La supplique de la veuve

 

 

 

La

supplique

de la veuve

anonyme

     2 Rois 4 : 1-7

 

Introduction :


La scène se passe au temps du prophète Elisée (9 s. av. J-C.) Il avait reçu le témoin prophétique de la part de son illustre prédécesseur, le prophète Elie. A cette occasion, Elie lui avait dit :

« dis-moi ce que tu veux que je fasse pour toi avant d’être enlevé loin de toi. Elisée répondit : qu’il y ait sur moi une double part de ton esprit. Elie dit : tu demandes quelque chose de difficile. Toutefois, si tu peux me voir pendant que je serai enlevé loin de toi, cela t’arrivera. Sinon, cela n’arrivera pas. » 2 Rois 2 : 9-10 (version Vie Nouvelle, Segond 21)

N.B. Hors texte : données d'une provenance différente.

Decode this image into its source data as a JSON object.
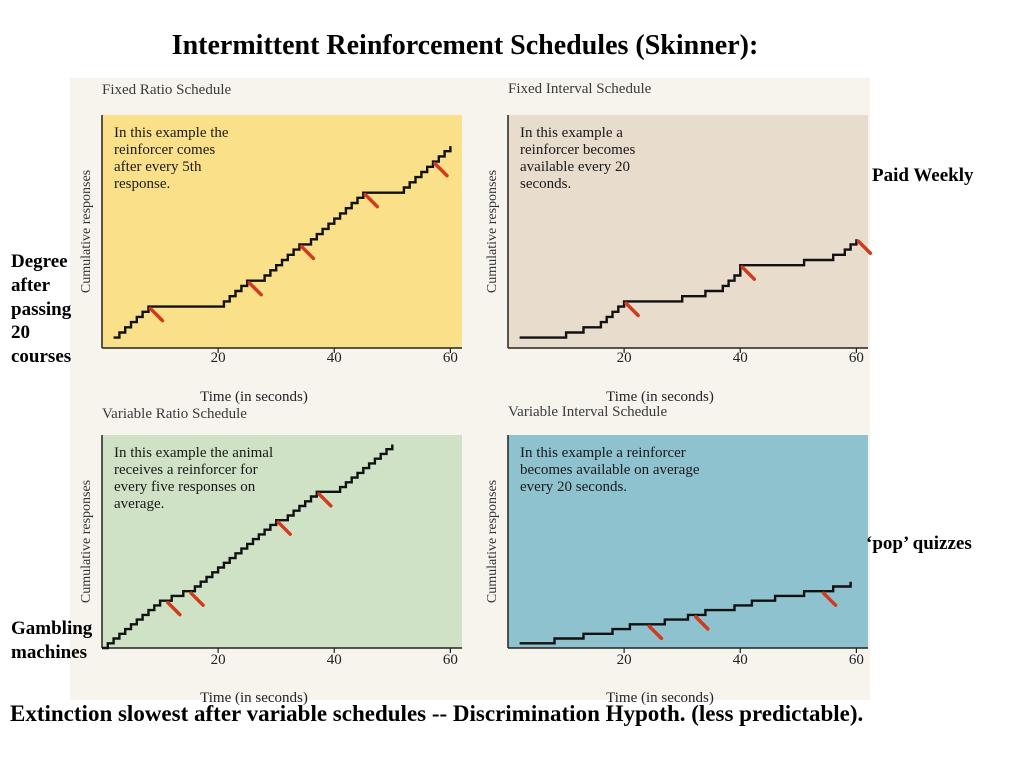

Il était de tradition, au temps des Rois, d’accorder au premier-né, enfant mâle, non seulement le droit d’aînesse, mais encore une double part de tout son avoir. (cf. Deutéronome 21 : 17) Il n’y a donc rien d’étonnant à ce qu’Elisée, se percevant comme le fils spirituel d’Elie, fasse cette demande ! Et, il devint effectivement un prophète puissant en œuvres pour Dieu. Le deuxième livre des Rois nous conte ses miracles spectaculaires (cf. Bible vie nouvelle, Segond 21, éd. 2013, p577). Le premier mentionné nous ramène à notre sujet. Il s’agit de la supplique d’une veuve.


Développement :


D’emblée, le texte nous force à souligner une singularité : cette femme n’a pas de nom. Elle est identifiée comme la femme d’un prophète. Elle avait certainement fait partie de la troupe de prophètes (cf. 2 Rois 4 :38), au temps où son mari était encore vivant (d’ après l’expression du texte hébreu : « d’ entre les femmes des fils des prophètes »). Il faut se rappeler que nous sommes dans le royaume du Nord (Schisme d’Israël en deux royaumes en 930 av. J-C. Un royaume du Nord et un royaume du Sud, peu après la fin de la construction du premier temple de Jérusalem). Une grande tradition prophétique se vivait au travers d’expériences communautaires. (Dans ces écoles de prophètes (cf.1 Samuel 19 : 20), on apprenait à discerner l’origine de l’inspiration. De ce fait, on suppose que les prophètes s’éprouvaient entre eux). Le contexte de ce royaume du Nord n’est pas des plus brillants. Sa chute est déjà programmée. Certes, la dynastie des rois a permis une certaine prospérité, mais il a aussi nourri beaucoup d’inégalités. La situation sociale est plus que préoccupante. Les livres des rois décrivent le processus lent de la décomposition de ce royaume. Comme du temps de Jésus, les gens du Sud, mieux organisé avec un pouvoir bien centralisé à Jérusalem, pensent, que rien de bon ne peut venir du Royaume du Nord. C’est dans cette ambiance que surgit notre récit.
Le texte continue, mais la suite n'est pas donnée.